The 6 R’s

Most of us are probably familiar with the three R’s, which is a popular phrase in spite of its misuse of spelling. We have an expanded version of this, which we believe defines all that makes up a quality education. Instead of three R’s, we believe there are six. Specific ideas on how to teach each of these are included in the next section, and all are taught in Blessed in the Man.1. Reading - The ability to read a variety of material well and understand what is read is one of the major keys to real literacy. Many doors of opportunity are open to those who can read, and the widely-read student will always benefit much from reading. Such a person can learn much and have many valuable experiences between the pages of books and will enjoy the many good books in this unit.

If your student has difficulty reading or is not on grade level, he may need some intensive tutoring in that area, perhaps including a phonics course or review, before beginning Blessed is the Man or concurrent with it. There are many good programs to teach reading and to improve skills in that area. The appendix lists some that are specifically designed for older students and adults.

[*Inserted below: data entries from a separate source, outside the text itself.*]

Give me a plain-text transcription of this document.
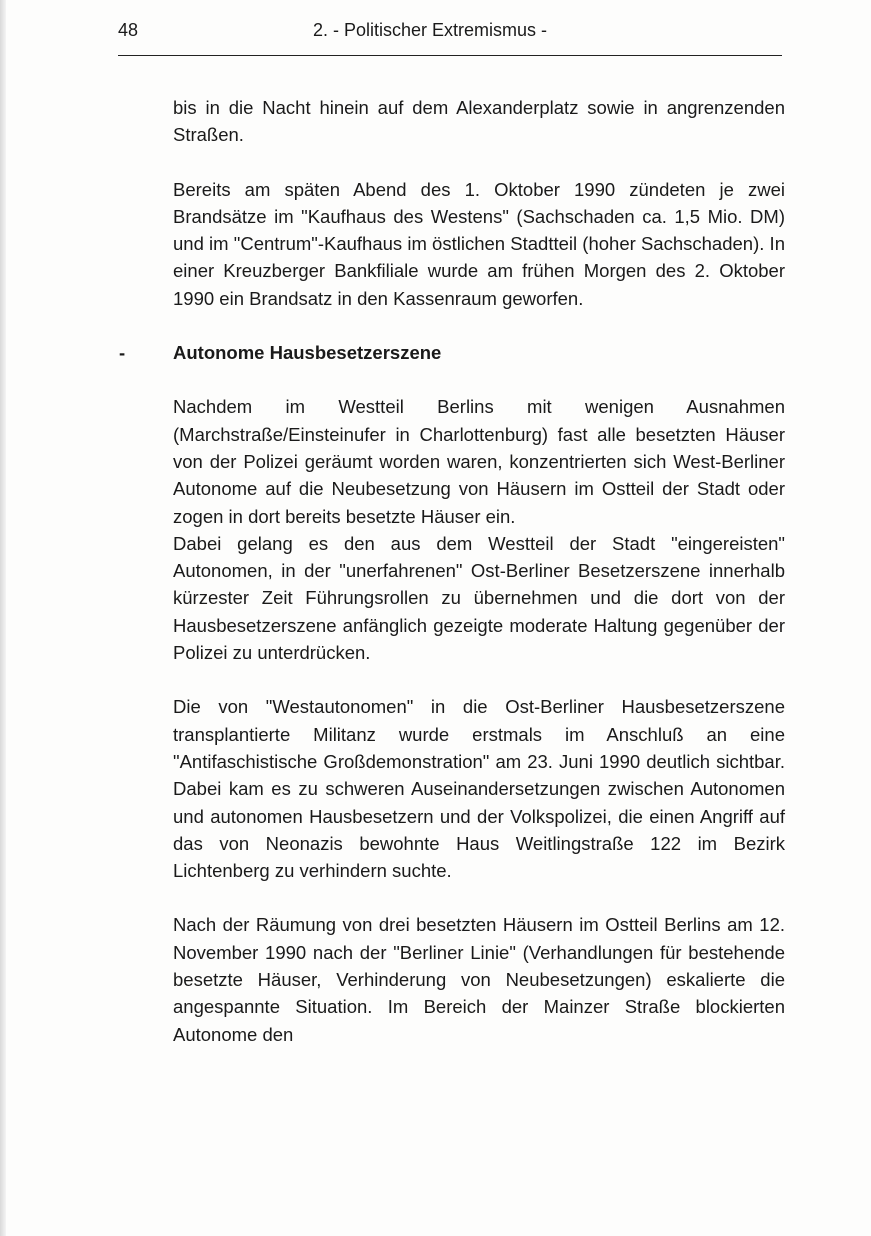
48	2. - Politischer Extremismus -

bis in die Nacht hinein auf dem Alexanderplatz sowie in angrenzenden Straßen.

Bereits am späten Abend des 1. Oktober 1990 zündeten je zwei Brandsätze im "Kaufhaus des Westens" (Sachschaden ca. 1,5 Mio. DM) und im "Centrum"-Kaufhaus im östlichen Stadtteil (hoher Sachschaden). In einer Kreuzberger Bankfiliale wurde am frühen Morgen des 2. Oktober 1990 ein Brandsatz in den Kassenraum geworfen.

-	Autonome Hausbesetzerszene

Nachdem im Westteil Berlins mit wenigen Ausnahmen (Marchstraße/Einsteinufer in Charlottenburg) fast alle besetzten Häuser von der Polizei geräumt worden waren, konzentrierten sich West-Berliner Autonome auf die Neubesetzung von Häusern im Ostteil der Stadt oder zogen in dort bereits besetzte Häuser ein.

Dabei gelang es den aus dem Westteil der Stadt "eingereisten" Autonomen, in der "unerfahrenen" Ost-Berliner Besetzerszene innerhalb kürzester Zeit Führungsrollen zu übernehmen und die dort von der Hausbesetzerszene anfänglich gezeigte moderate Haltung gegenüber der Polizei zu unterdrücken.

Die von "Westautonomen" in die Ost-Berliner Hausbesetzerszene transplantierte Militanz wurde erstmals im Anschluß an eine "Antifaschistische Großdemonstration" am 23. Juni 1990 deutlich sichtbar. Dabei kam es zu schweren Auseinandersetzungen zwischen Autonomen und autonomen Hausbesetzern und der Volkspolizei, die einen Angriff auf das von Neonazis bewohnte Haus Weitlingstraße 122 im Bezirk Lichtenberg zu verhindern suchte.

Nach der Räumung von drei besetzten Häusern im Ostteil Berlins am 12. November 1990 nach der "Berliner Linie" (Verhandlungen für bestehende besetzte Häuser, Verhinderung von Neubesetzungen) eskalierte die angespannte Situation. Im Bereich der Mainzer Straße blockierten Autonome den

2. (W)riting- It is crucial that a person be able to communicate his ideas in writing. This will include, but is not limited to, penmanship, grammar, creative thinking, spelling, vocabulary, and composition in a wide variety of written work.

If a student has poor penmanship that seems to hold him back in other areas of composition, there are several things that may be done to ease the situation. Separate penmanship from creative writing by the use of typewriters, word processors, or tape recorders to do the initial composition. Often switching to another form of handwriting; eg. Spencerian, Italic, etc. will improve legibility and confidence. Practice penmanship when content is not at issue by having him copy Scripture verses, grocery lists, items to be memorized, or similar things, while you let him write original compositions on the typewriter or computer or dictate them into a tape recorder. For other suggestions in this area, see ‘Supplemental Courses’ in the appendix.

3. (A)rithmetic - This can be broadened to include all aspects of mathematics, including algebra, geometry, and any of the advanced math disciplines. It should also include at least some business math, bookkeeping, or accounting and a course in practical math.

All math is best taught on the basis of need with immediate or near-immediate application. You will see that certain units offer specific math courses to coincide with the unit. If your son needs more math for his chosen profession than the unit study offers, or your son or daughter is led to attend college, you may need to teach math as a separate course, using one of the books in the resource list for that purpose.

4. Research- The ability to find for oneself whatever information one might need to know is much more valuable than memorized lists of names, dates, and other facts. Students should be introduced to dictionaries, encyclopedias, and libraries very early and should be given many opportunities to use card catalog systems (now mostly online), periodic guides, microfiche readers, and other research tools. It is also helpful to let them know what is the best source for finding which kind of information. There are ample projects in each unit of this curriculum which offer that type of training. It is important for the student to do as much of his/her own research, even locating the resources, as possible.

5. Responsibility- This may be one of the most important goals most of us have for our children. If (s)he has been given adequate training and opportunities in this area, a young man or woman may already be quite responsible by the time (s)he begins this course. Unfortunately, however, most schools and homeschool curricula don’t expect any more in this area from a 15-year-old than from a first grader. They spoon-feed material to the student, and urge teachers to explain everything thoroughly and monitor closely.

Ideally, a high school student should be an apprentice adult, responsible for his/her own education as well as caring for himself/herself and his/her own things in the home. If your young person is ready for this responsibility, (s)he will be able to choose his own activities within a unit, make productive use of time each day, and complete work on schedule without being reminded. You should encourage the student to do as much on his/her own as possible, but provide the supervision and guidance you deem necessary, decreasing it as you are able.

6. Righteousness- The ultimate goal of all that we teach our young people is, or should be, to develop godliness and lead them to a saving knowledge of Jesus Christ who alone can give true righteousness. There is no greater ministry in our lives than to raise godly men and women to lead, nurture, and train the next generation. This is both a privilege and a heavy responsibility for us as parents, but God has promised to enable us with His power and bless our efforts. Bible study is important to this goal as is examining all other studies in light of Scripture.

Perhaps even more important is setting before our students a godly example of Christian living. Though mothers are most often the teachers of sons as well as daughters, it is valuable for Dad to take as large a role as possible in the training of the students who are using Blessed is the Man. If there is no father in the home or if he is not a believer or unavailable for discussions, it may be wise, if possible, to get help from another Christian man.

The example of a godly Christian father is valuable, for both boys and girls, but not completely essential for either, as God can meet any need in yours or your child’s life. Rely on Him and let your children know that you do. Your relationship with the Lord may be as crucial in your child’s life as any other single factor besides his/her own salvation.